None of the above describes much of my own approach to clothes. I don’t care about looking on trend and buy most things second hand, but I do shop at Everlane and Quince and other online millennial basics brands. (But I also don’t have to go into an office; if I did, I’d probably adjust.) My most fundamental belief when it comes to clothes is that if something makes you happy when you put it on you’ll look good in it and if not, not. Even an otherwise unflattering dress. For all her troubles, Janey-E never looks bad, after all.
I found her clothes tended to “rhyme” for me with whatever Laura Dern’s Diane was wearing in any given episode, with Diane wearing the high end version of a look or a cut or a color. Of course later it turns out there’s a reason. And Diane, unlike Janey-E, is an extravagant disaster.
This quality is used to great effect in the last episode of The Return.
I am pretty sure, though not positive, that I gave it away because it stopped fitting me.
Definitely thought it was cotton for some reason.

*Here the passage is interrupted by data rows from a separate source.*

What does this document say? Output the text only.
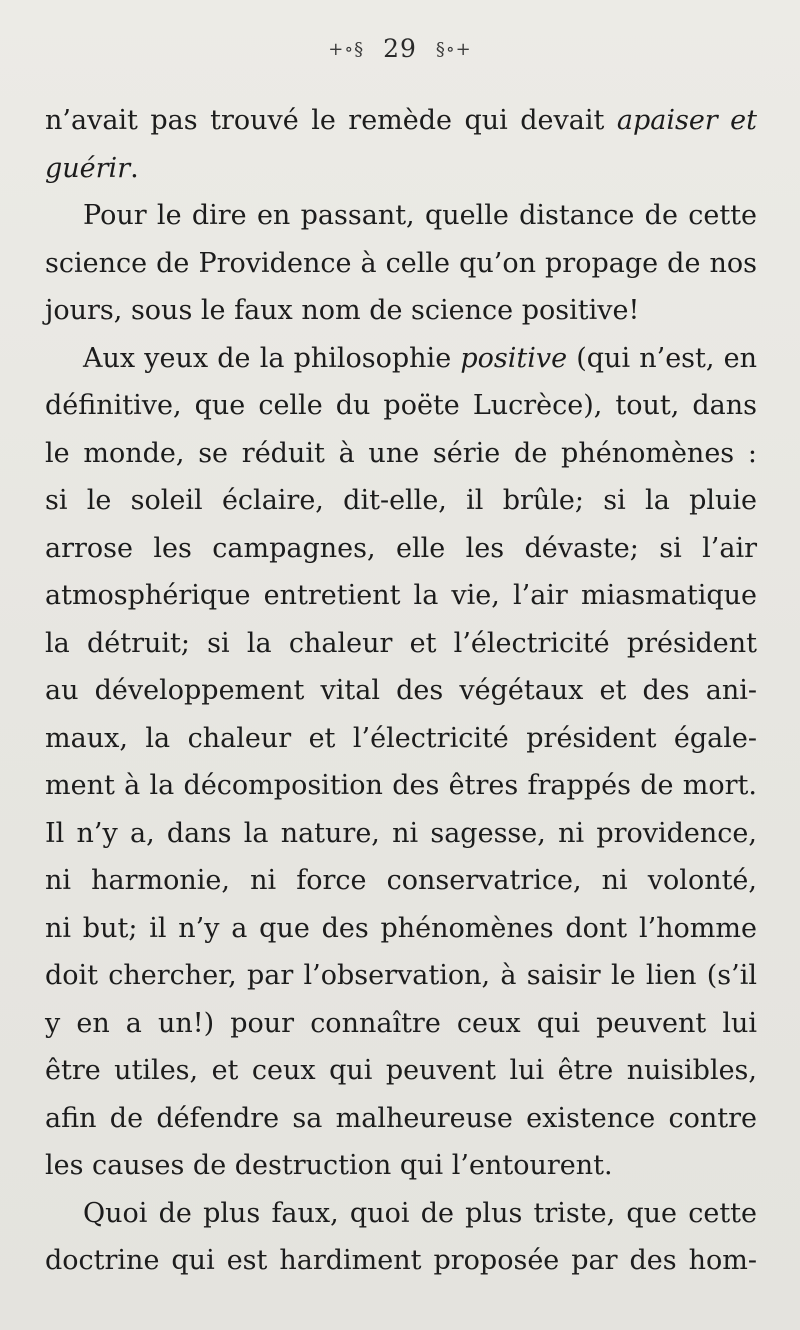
+∘§ 29 §∘+
n’avait pas trouvé le remède qui devait apaiser et
guérir.
Pour le dire en passant, quelle distance de cette
science de Providence à celle qu’on propage de nos
jours, sous le faux nom de science positive!
Aux yeux de la philosophie positive (qui n’est, en
définitive, que celle du poëte Lucrèce), tout, dans
le monde, se réduit à une série de phénomènes :
si le soleil éclaire, dit-elle, il brûle; si la pluie
arrose les campagnes, elle les dévaste; si l’air
atmosphérique entretient la vie, l’air miasmatique
la détruit; si la chaleur et l’électricité président
au développement vital des végétaux et des ani-
maux, la chaleur et l’électricité président égale-
ment à la décomposition des êtres frappés de mort.
Il n’y a, dans la nature, ni sagesse, ni providence,
ni harmonie, ni force conservatrice, ni volonté,
ni but; il n’y a que des phénomènes dont l’homme
doit chercher, par l’observation, à saisir le lien (s’il
y en a un!) pour connaître ceux qui peuvent lui
être utiles, et ceux qui peuvent lui être nuisibles,
afin de défendre sa malheureuse existence contre
les causes de destruction qui l’entourent.
Quoi de plus faux, quoi de plus triste, que cette
doctrine qui est hardiment proposée par des hom-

That second one might just be a me problem.
this is an amazing post
i love the time-displaced quality of the first run of Twin Peaks, which is very much an attempt to make a be-strange-ified version of the melodramas of Lynch's youth. i was young when it came out but to my memory it did feel time-displaced in a deliberate way, BUT so much of 1980s culture was about Boomer nostalgia for the 1950s/early 1960s that it's of its era in a weird way. but it also has that sort of David Lynch kabuki/commedia del arte thing where it's performing genre for the cheap seats, big gestures to outline the tropes it's playing with.
the Return is a damn masterpiece and even though i am not very attentive to clothes/styling/fashion trends it doesn't surprise me to know that costuming is a thoughtful, intentional piece of craft within it.